Homeopathic medical college located in New Delhi

Nehru Homeopathic Medical College & Hospital (NHMCH) is a homeopathic medical college located in New Delhi. The college offers two courses in the field of homeopathic education: a Bachelor of Homeopathic Medicine and Surgery (B.H.M.S) and MD (Hom). NHMC has been affiliated with the University of Delhi since 1992 and functions under the Government of Delhi. It is regarded as one of the topmost and premier Homeopathic Medical Colleges for B.H.M.S in India.

== History ==
NHMC and Hospital attached to it was founded by Padma Bhushan winner Yudhvir Singh. The foundation stone of the college building was laid by Sushila Nayyar, Minister of Health and Family Welfare, India, on 22 August 1963. The OPD Wing was inaugurated by Lal Bahadur Shastri on 6 May 1964. Classes in the college were commenced from 1967 for the DHMS Course, upgraded to the BHMS course under the Board of Homoeopathic System of Medicine. On 1 September 1972, this institution was handed over by the Yudhvir Singh Charitable Trust to the University of Delhi Administration.
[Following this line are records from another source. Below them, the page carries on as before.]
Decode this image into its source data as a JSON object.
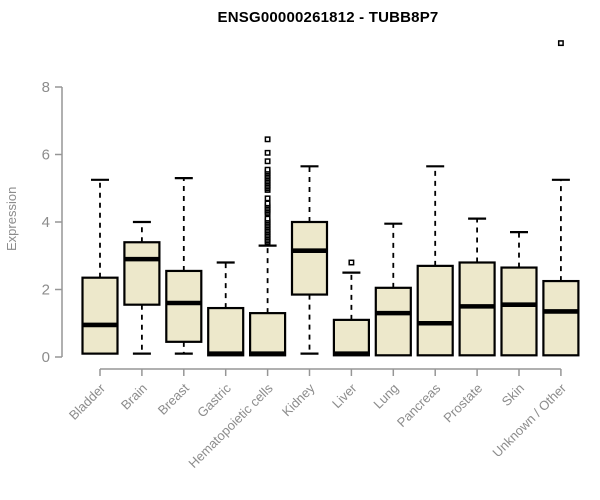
{
  "title": "ENSG00000261812 - TUBB8P7",
  "chart_data": {
    "type": "boxplot",
    "title": "ENSG00000261812 - TUBB8P7",
    "xlabel": "",
    "ylabel": "Expression",
    "ylim": [
      0,
      8
    ],
    "yticks": [
      0,
      2,
      4,
      6,
      8
    ],
    "grid": false,
    "legend": "none",
    "categories": [
      "Bladder",
      "Brain",
      "Breast",
      "Gastric",
      "Hematopoietic cells",
      "Kidney",
      "Liver",
      "Lung",
      "Pancreas",
      "Prostate",
      "Skin",
      "Unknown / Other"
    ],
    "series": [
      {
        "name": "Bladder",
        "whisker_low": 0.1,
        "q1": 0.1,
        "median": 0.95,
        "q3": 2.35,
        "whisker_high": 5.25,
        "outliers": []
      },
      {
        "name": "Brain",
        "whisker_low": 0.1,
        "q1": 1.55,
        "median": 2.9,
        "q3": 3.4,
        "whisker_high": 4.0,
        "outliers": []
      },
      {
        "name": "Breast",
        "whisker_low": 0.1,
        "q1": 0.45,
        "median": 1.6,
        "q3": 2.55,
        "whisker_high": 5.3,
        "outliers": []
      },
      {
        "name": "Gastric",
        "whisker_low": 0.05,
        "q1": 0.05,
        "median": 0.1,
        "q3": 1.45,
        "whisker_high": 2.8,
        "outliers": []
      },
      {
        "name": "Hematopoietic cells",
        "whisker_low": 0.05,
        "q1": 0.05,
        "median": 0.1,
        "q3": 1.3,
        "whisker_high": 3.3,
        "outliers": [
          3.4,
          3.45,
          3.5,
          3.55,
          3.6,
          3.65,
          3.7,
          3.75,
          3.8,
          3.85,
          3.9,
          3.95,
          4.0,
          4.05,
          4.1,
          4.25,
          4.3,
          4.35,
          4.4,
          4.45,
          4.5,
          4.55,
          4.7,
          4.95,
          5.0,
          5.05,
          5.1,
          5.15,
          5.2,
          5.25,
          5.3,
          5.35,
          5.4,
          5.45,
          5.5,
          5.55,
          5.8,
          6.05,
          6.45
        ]
      },
      {
        "name": "Kidney",
        "whisker_low": 0.1,
        "q1": 1.85,
        "median": 3.15,
        "q3": 4.0,
        "whisker_high": 5.65,
        "outliers": []
      },
      {
        "name": "Liver",
        "whisker_low": 0.05,
        "q1": 0.05,
        "median": 0.1,
        "q3": 1.1,
        "whisker_high": 2.5,
        "outliers": [
          2.8
        ]
      },
      {
        "name": "Lung",
        "whisker_low": 0.05,
        "q1": 0.05,
        "median": 1.3,
        "q3": 2.05,
        "whisker_high": 3.95,
        "outliers": []
      },
      {
        "name": "Pancreas",
        "whisker_low": 0.05,
        "q1": 0.05,
        "median": 1.0,
        "q3": 2.7,
        "whisker_high": 5.65,
        "outliers": []
      },
      {
        "name": "Prostate",
        "whisker_low": 0.05,
        "q1": 0.05,
        "median": 1.5,
        "q3": 2.8,
        "whisker_high": 4.1,
        "outliers": []
      },
      {
        "name": "Skin",
        "whisker_low": 0.05,
        "q1": 0.05,
        "median": 1.55,
        "q3": 2.65,
        "whisker_high": 3.7,
        "outliers": []
      },
      {
        "name": "Unknown / Other",
        "whisker_low": 0.05,
        "q1": 0.05,
        "median": 1.35,
        "q3": 2.25,
        "whisker_high": 5.25,
        "outliers": [
          9.3
        ]
      }
    ],
    "style": {
      "box_fill": "#ede8cb",
      "box_border": "#000000",
      "median_color": "#000000",
      "whisker_color": "#000000",
      "outlier_fill": "#ffffff",
      "axis_color": "#969696",
      "label_color": "#8c8c8c",
      "title_color": "#000000",
      "background": "#ffffff"
    }
  }
}
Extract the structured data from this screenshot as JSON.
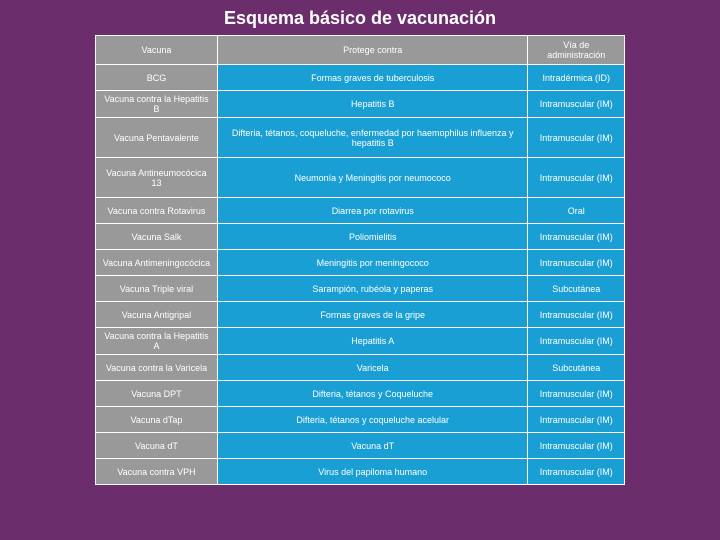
{
  "title": "Esquema básico de vacunación",
  "columns": [
    "Vacuna",
    "Protege contra",
    "Vía de administración"
  ],
  "rows": [
    [
      "BCG",
      "Formas graves de tuberculosis",
      "Intradérmica (ID)"
    ],
    [
      "Vacuna contra la Hepatitis B",
      "Hepatitis B",
      "Intramuscular (IM)"
    ],
    [
      "Vacuna Pentavalente",
      "Difteria, tétanos, coqueluche, enfermedad por haemophilus influenza y hepatitis B",
      "Intramuscular (IM)"
    ],
    [
      "Vacuna Antineumocócica 13",
      "Neumonía y Meningitis por neumococo",
      "Intramuscular (IM)"
    ],
    [
      "Vacuna contra Rotavirus",
      "Diarrea por rotavirus",
      "Oral"
    ],
    [
      "Vacuna Salk",
      "Poliomielitis",
      "Intramuscular (IM)"
    ],
    [
      "Vacuna Antimeningocócica",
      "Meningitis por meningococo",
      "Intramuscular (IM)"
    ],
    [
      "Vacuna Triple viral",
      "Sarampión, rubéola y paperas",
      "Subcutánea"
    ],
    [
      "Vacuna Antigripal",
      "Formas graves de la gripe",
      "Intramuscular (IM)"
    ],
    [
      "Vacuna contra la Hepatitis A",
      "Hepatitis A",
      "Intramuscular (IM)"
    ],
    [
      "Vacuna contra la Varicela",
      "Varicela",
      "Subcutánea"
    ],
    [
      "Vacuna DPT",
      "Difteria, tétanos y Coqueluche",
      "Intramuscular (IM)"
    ],
    [
      "Vacuna dTap",
      "Difteria, tétanos y coqueluche acelular",
      "Intramuscular (IM)"
    ],
    [
      "Vacuna dT",
      "Vacuna dT",
      "Intramuscular (IM)"
    ],
    [
      "Vacuna contra VPH",
      "Virus del papiloma humano",
      "Intramuscular (IM)"
    ]
  ],
  "tall_rows": [
    2,
    3
  ],
  "colors": {
    "background": "#6b2d6b",
    "header_bg": "#999999",
    "col1_bg": "#999999",
    "cell_bg": "#1a9fd4",
    "border": "#ffffff",
    "text": "#ffffff",
    "title": "#ffffff"
  }
}
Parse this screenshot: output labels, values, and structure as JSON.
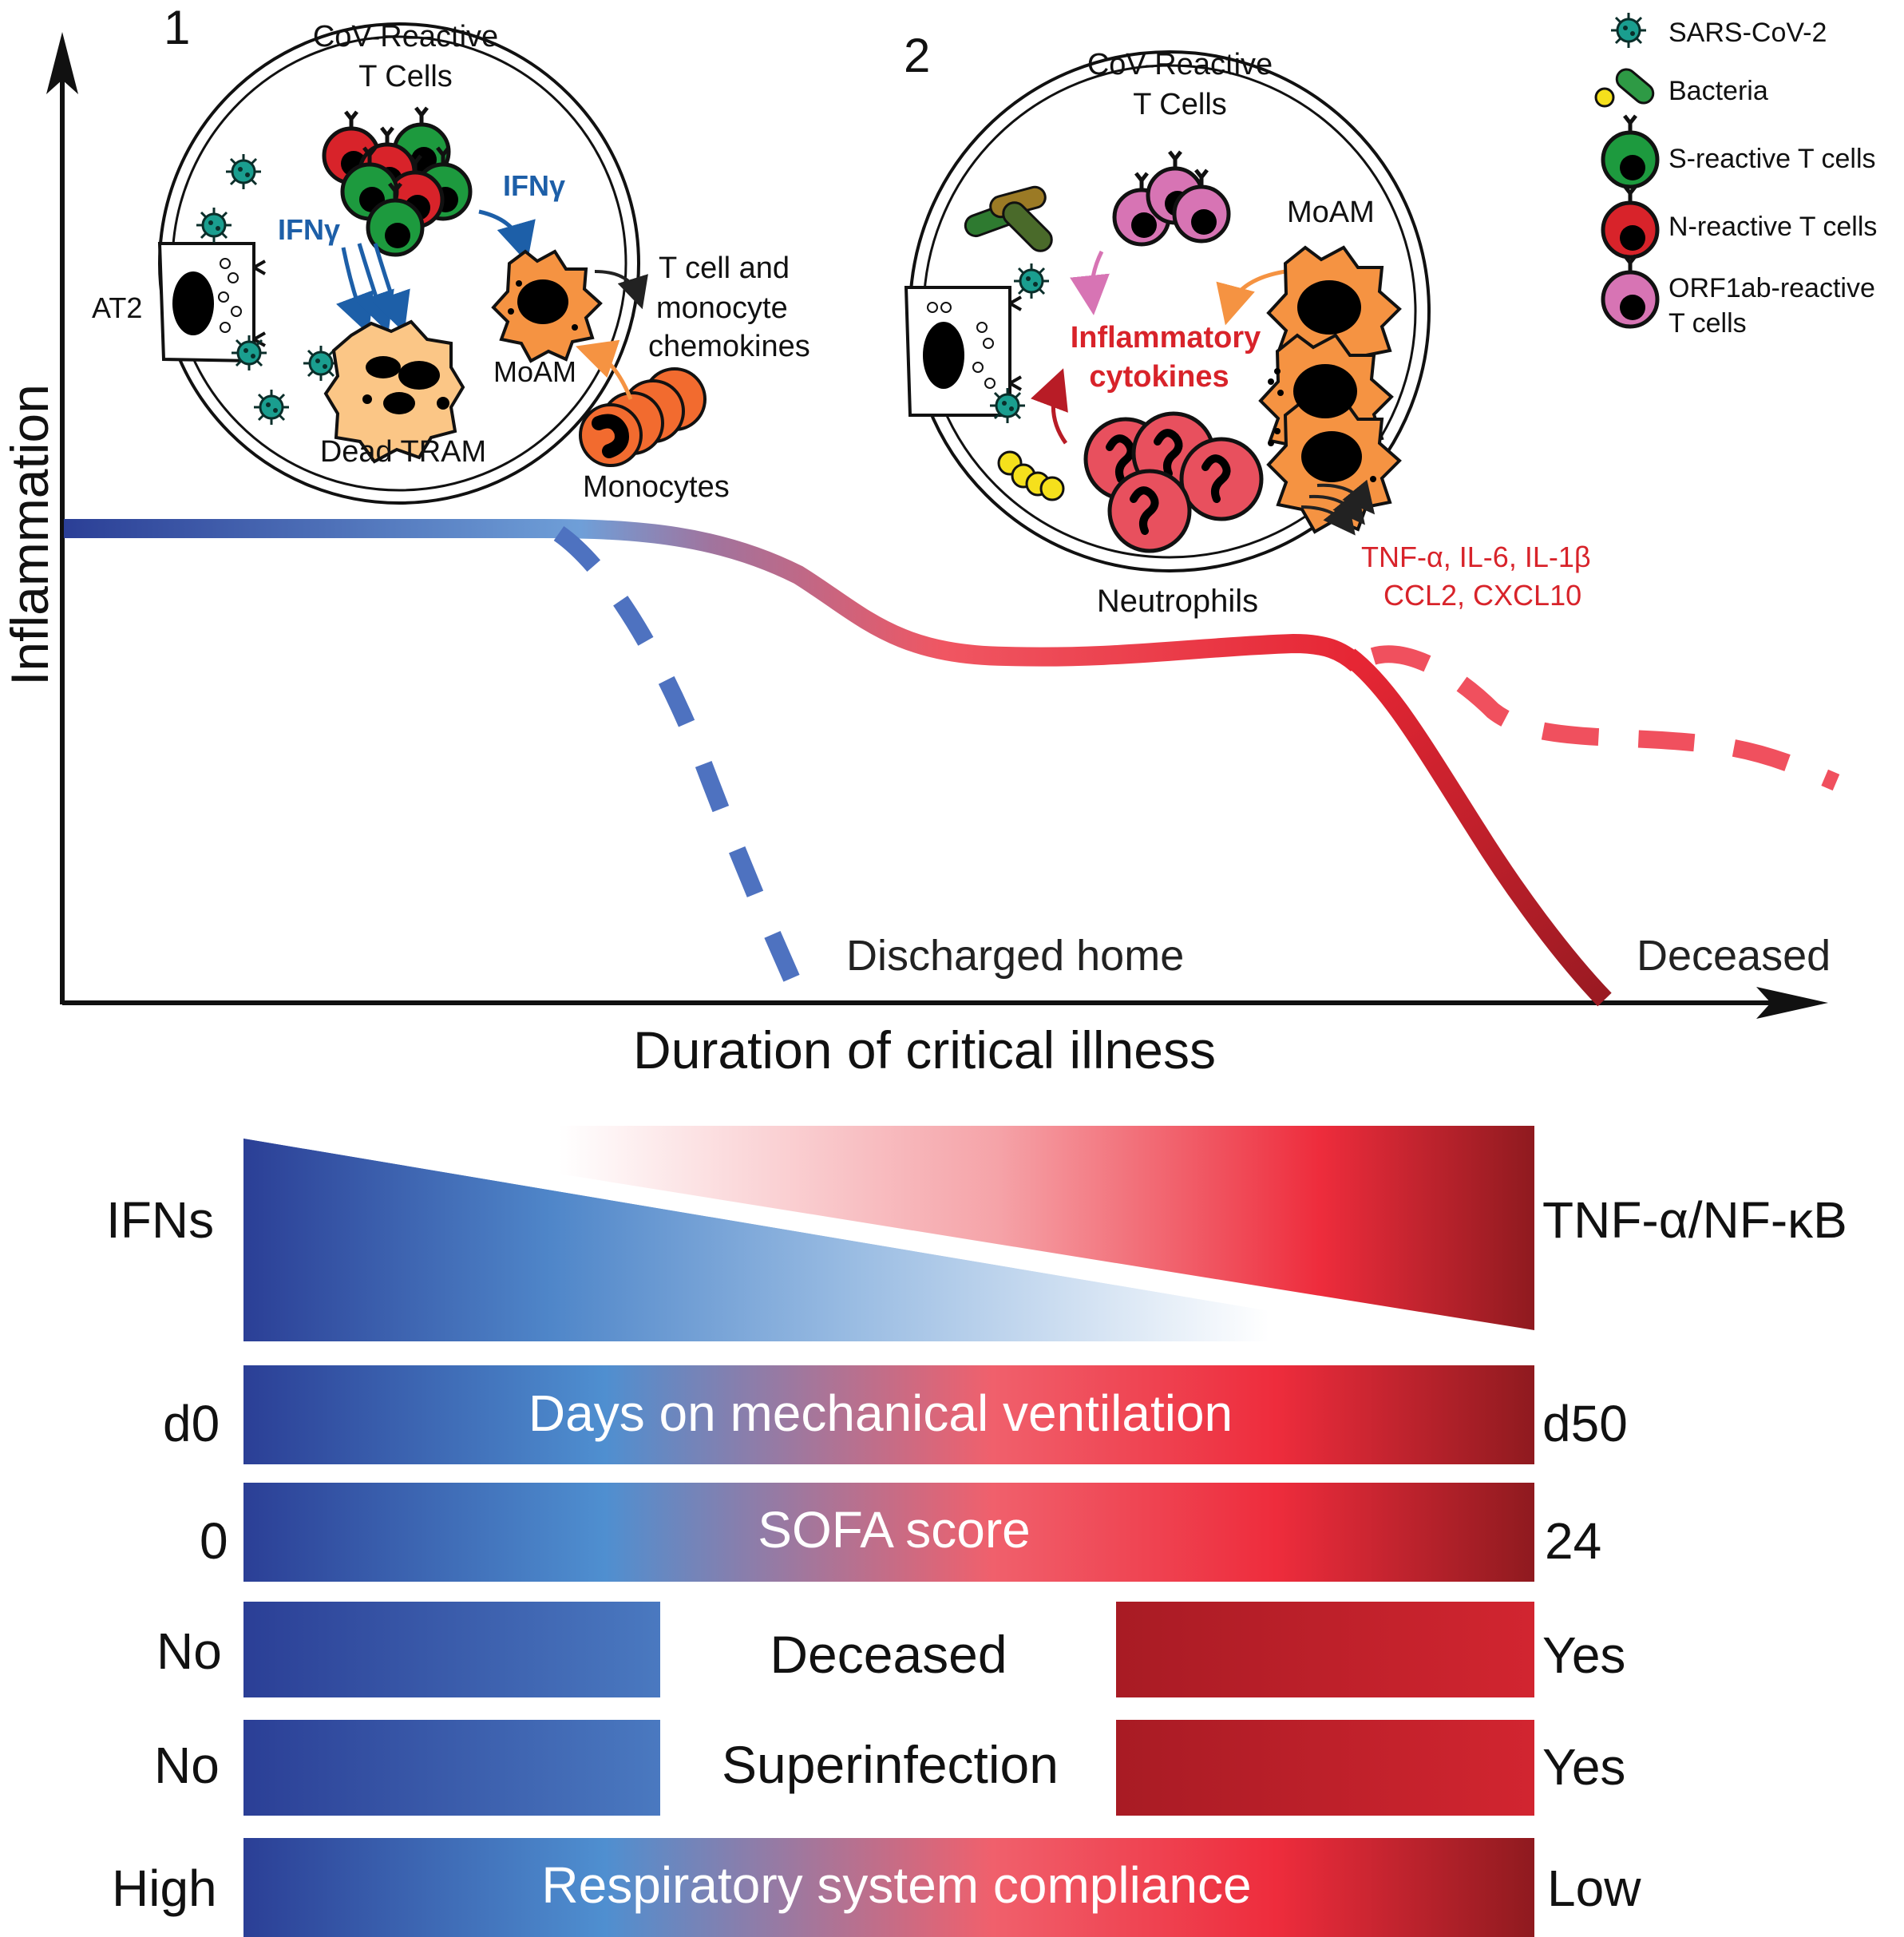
{
  "axes": {
    "y_label": "Inflammation",
    "x_label": "Duration of critical illness"
  },
  "panels": [
    {
      "number": "1",
      "title_line1": "CoV-Reactive",
      "title_line2": "T Cells",
      "labels": {
        "at2": "AT2",
        "ifng_left": "IFNγ",
        "ifng_right": "IFNγ",
        "moam": "MoAM",
        "dead_tram": "Dead TRAM",
        "chemokines_1": "T cell and",
        "chemokines_2": "monocyte",
        "chemokines_3": "chemokines",
        "monocytes": "Monocytes"
      }
    },
    {
      "number": "2",
      "title_line1": "CoV-Reactive",
      "title_line2": "T Cells",
      "labels": {
        "moam": "MoAM",
        "cytokines_1": "Inflammatory",
        "cytokines_2": "cytokines",
        "neutrophils": "Neutrophils",
        "cytokine_list_1": "TNF-α, IL-6, IL-1β",
        "cytokine_list_2": "CCL2, CXCL10"
      }
    }
  ],
  "legend": [
    {
      "label": "SARS-CoV-2",
      "icon": "virus-icon",
      "color": "#1a9e8f"
    },
    {
      "label": "Bacteria",
      "icon": "bacteria-icon",
      "color": "#2e9a45"
    },
    {
      "label": "S-reactive T cells",
      "icon": "t-cell-icon",
      "color": "#1d9a3e"
    },
    {
      "label": "N-reactive T cells",
      "icon": "t-cell-icon",
      "color": "#d8232a"
    },
    {
      "label": "ORF1ab-reactive",
      "label_line2": "T cells",
      "icon": "t-cell-icon",
      "color": "#d774b4"
    }
  ],
  "outcomes": {
    "discharged": "Discharged home",
    "deceased": "Deceased"
  },
  "bars": {
    "ifns": {
      "left": "IFNs",
      "right": "TNF-α/NF-κB"
    },
    "ventilation": {
      "left": "d0",
      "center": "Days on mechanical ventilation",
      "right": "d50"
    },
    "sofa": {
      "left": "0",
      "center": "SOFA score",
      "right": "24"
    },
    "deceased": {
      "left": "No",
      "center": "Deceased",
      "right": "Yes"
    },
    "superinfection": {
      "left": "No",
      "center": "Superinfection",
      "right": "Yes"
    },
    "compliance": {
      "left": "High",
      "center": "Respiratory system compliance",
      "right": "Low"
    }
  },
  "colors": {
    "blue_dark": "#2b3f96",
    "blue_mid": "#4d8fd0",
    "red_bright": "#ee2c3c",
    "red_dark": "#8f1a1f",
    "neutrophil": "#e8505e",
    "moam": "#f59342",
    "ifng_text": "#1d5fa8",
    "cytokine_text": "#d8232a"
  }
}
After the procurement of the Nehru Homoeopathic Medical College and Hospital by the Government of Delhi, Jugal Kishore was made its first director.

== Controversies ==

=== COVID-19 Hospital objection ===
On 16 April 2020, NHMC & Hospital was declared to be dedicated to the COVID-19 patients by the Delhi government. After this decision, many of the Defence Colony residents living near the hospital premises had raised their concerns about hospital management and safety issues in handling COVID-19 patients. Major (Retired) Ranjit Singh, the President of the Defence Colony RWA, had also written a letter to Delhi Chief Minister Arvind Kejriwal about the risks associated with shifting COVID-19 patients to Nehru hospital and also raised questions on the reliability of homeopathic hospitals. However, Anu Kapoor, Medical Superintendent of Nehru Hospital, told Mail Today that they were only in preparation mode for converting the hospital into a dedicated COVID-19 hospital at that time.